My latest New Statesman column concerns changing your mind about ways to cook. You decide on a method, but after practising it for a while you start -- partly out of boredom and partly out of curiosity -- to question whether it really is the only or best way of working.
In Don't Sweat the Aubergine, I followed Michel Roux's advice in recommending that you cook chicken stock for two hours. Longer cooking, I claimed, would cause the flavours to grow dull. But recently I have come to suspect that the dullness of flavour comes from overcooked vegetables, and not from the meat. Longer cooking extracts more collagen from the bones, converting it into gelatin and enriching the stock. Now I simmer stock, very gently, for three and a half to four hours, adding chopped vegetables just half an hour before the end.

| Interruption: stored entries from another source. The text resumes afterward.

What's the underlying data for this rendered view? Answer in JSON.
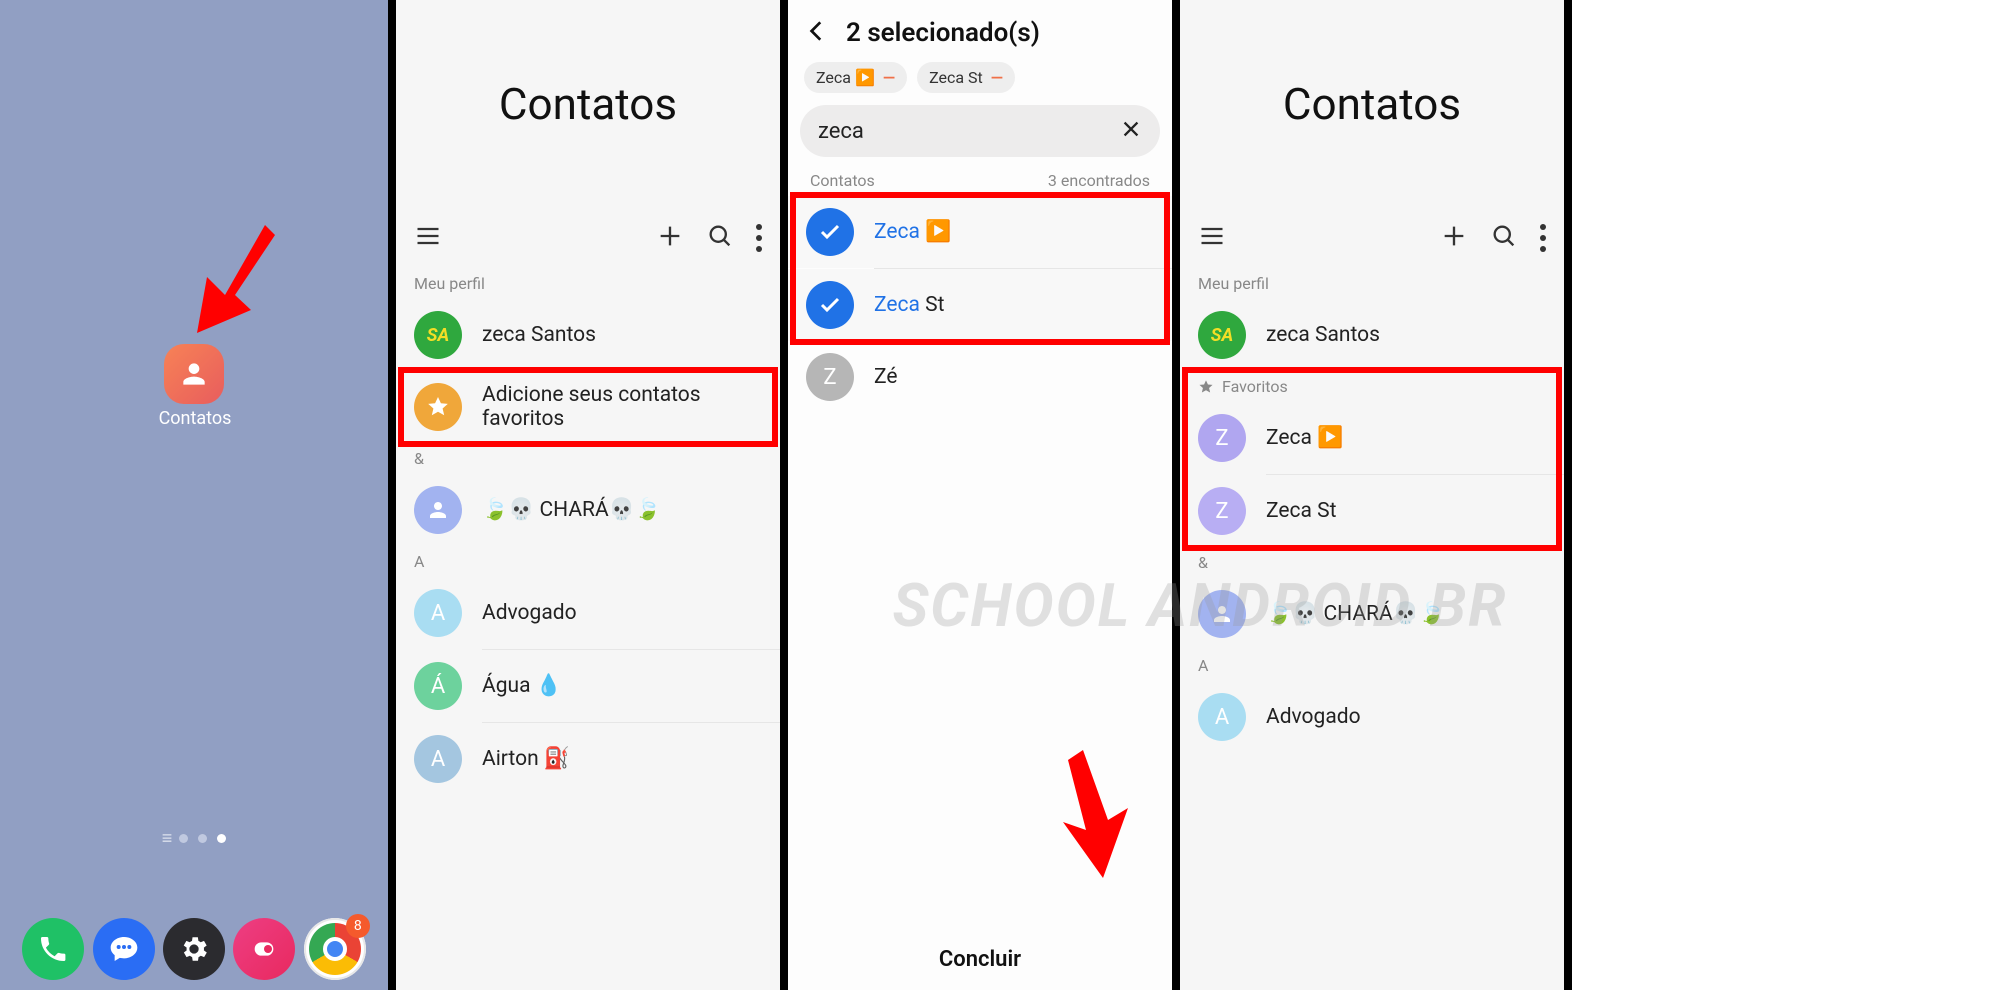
{
  "panel1": {
    "app_label": "Contatos",
    "chrome_badge": "8"
  },
  "panel2": {
    "title": "Contatos",
    "profile_label": "Meu perfil",
    "profile_name": "zeca Santos",
    "favorites_prompt": "Adicione seus contatos favoritos",
    "group_amp": "&",
    "contact_chara": "🍃💀 CHARÁ💀🍃",
    "group_a": "A",
    "contact_advogado": "Advogado",
    "contact_agua": "Água 💧",
    "contact_airton": "Airton ⛽"
  },
  "panel3": {
    "selected_title": "2 selecionado(s)",
    "chip1": "Zeca ▶️",
    "chip2": "Zeca St",
    "search_query": "zeca",
    "results_label": "Contatos",
    "results_count": "3 encontrados",
    "r1_match": "Zeca",
    "r1_tail": " ▶️",
    "r2_match": "Zeca",
    "r2_tail": " St",
    "r3_name": "Zé",
    "concluir": "Concluir"
  },
  "panel4": {
    "title": "Contatos",
    "profile_label": "Meu perfil",
    "profile_name": "zeca Santos",
    "favorites_label": "Favoritos",
    "fav1": "Zeca ▶️",
    "fav2": "Zeca St",
    "group_amp": "&",
    "contact_chara": "🍃💀 CHARÁ💀🍃",
    "group_a": "A",
    "contact_advogado": "Advogado"
  },
  "watermark": "SCHOOL ANDROID BR"
}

At the weekend, I made a kind of double stock. I poached pig's trotters, for another dish. Covering them required quite a lot of liquid, which I reduced before using it to cover the bones of a roasted chicken. I simmered this stock for three and a half hours. It was Saturday evening, and I was too lazy to add vegetables.

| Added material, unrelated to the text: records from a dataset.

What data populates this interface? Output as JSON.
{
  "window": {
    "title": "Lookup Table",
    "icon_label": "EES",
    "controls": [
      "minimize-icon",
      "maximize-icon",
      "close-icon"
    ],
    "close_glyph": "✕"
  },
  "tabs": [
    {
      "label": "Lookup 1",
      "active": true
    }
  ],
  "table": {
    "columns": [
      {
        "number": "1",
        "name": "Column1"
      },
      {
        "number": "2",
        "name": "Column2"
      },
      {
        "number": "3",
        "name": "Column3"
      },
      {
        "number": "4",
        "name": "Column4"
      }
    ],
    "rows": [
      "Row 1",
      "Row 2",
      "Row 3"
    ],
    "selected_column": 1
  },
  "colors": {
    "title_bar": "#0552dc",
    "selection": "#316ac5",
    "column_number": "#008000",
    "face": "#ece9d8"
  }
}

The stock, chilled, became a firm jelly.
I am not sure how long you should keep stock. In a recent Observer column, Nigel Slater advised that you throw it out once it starts to weep -- in other words, once bits of the jelly liquefy. The Food Standards Agency tells you to consume stock within two days. But I must admit that I have used stock that has been in the fridge for a week, with no ill effects.
4 comments:
If I'm going to keep stock in the fridge for a week, I try to take it out once in the middle and bring it to the boil for a few minutes - it helps to make sure that it keeps that long.

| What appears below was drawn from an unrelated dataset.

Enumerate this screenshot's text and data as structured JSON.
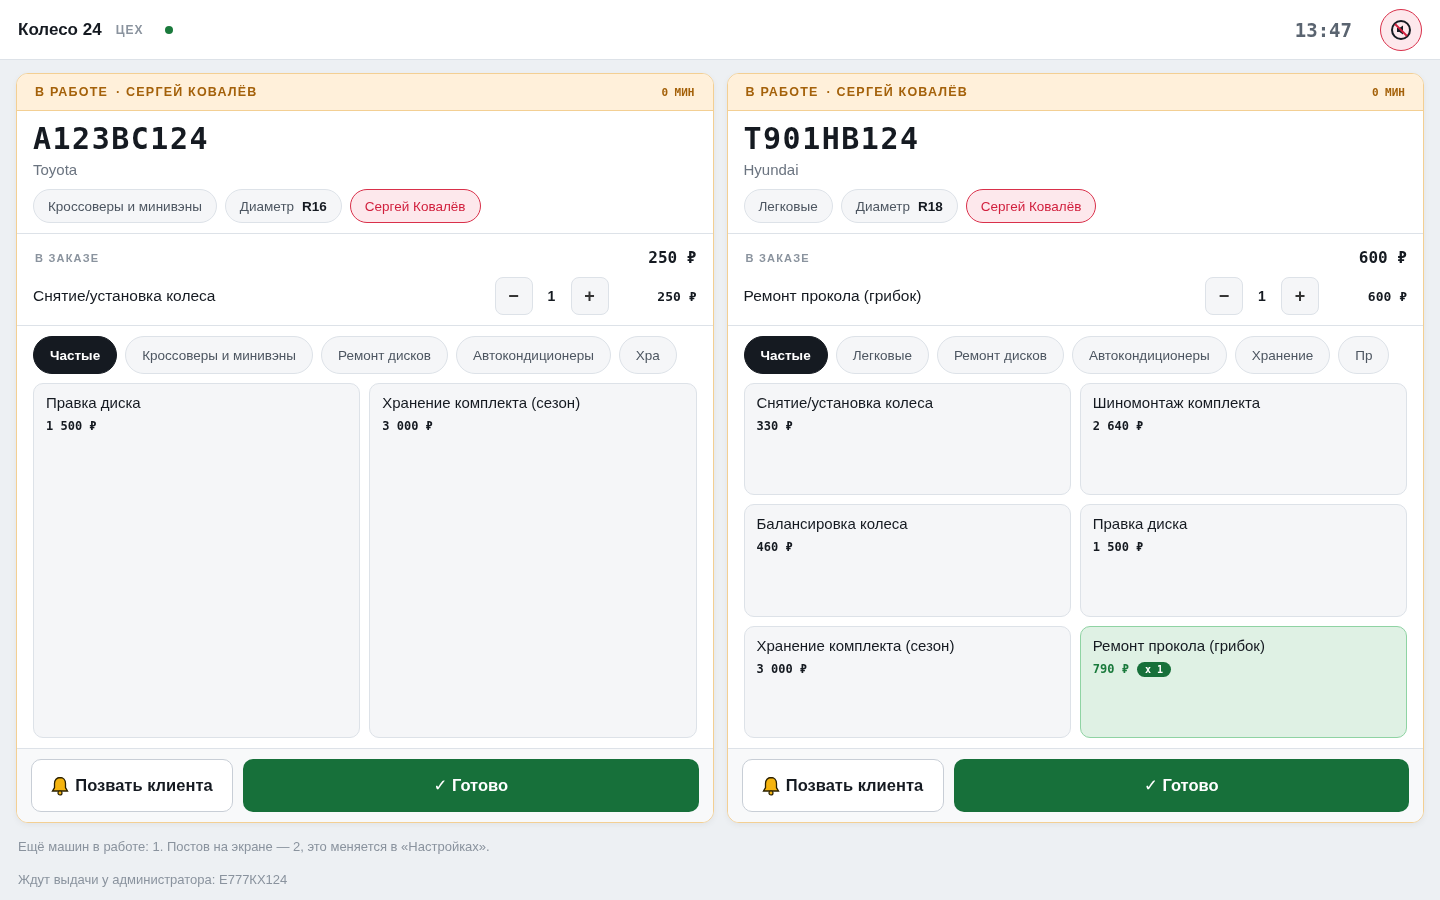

Ferdzy -- Researching my book, I was advised strongly against the reheating of stock. An environmental health officer told me: "Some bacteria (such as Clostridium species) are heat resistant and can survive high temperatures, only to germinate on cooling in the stock. These are toxin formers, and subsequent reheating will not denature the toxin."
Nicholas, would you recommend a pressure-cooker for making stock? I am considering buying one - apparently they are very popular in France and Spain, not so much in the UK - and stock would be one of the reasons for getting it.
Cheers
Paul
Paul, Heston Blumenthal recommends using a pressure cooker. I tried it, and was not happy with the result.
A definite disadvantage is that your stock will turn cloudy. It's only an aesthetic flaw; but some cooks will want to clarify the liquid.
Another problem is that the pressure cooker will overcook your vegetables. I have come to the conclusion that it is best to add onions, carrots, celery and so on to a stock just half an hour before the end of cooking, so that the flavours they contribute do not grow dull.
I am in no position to be dogmatic about this, because I am sure that Heston Blumenthal cooks a better stock than I do. I prefer, though, to simmer mine slowly and gently.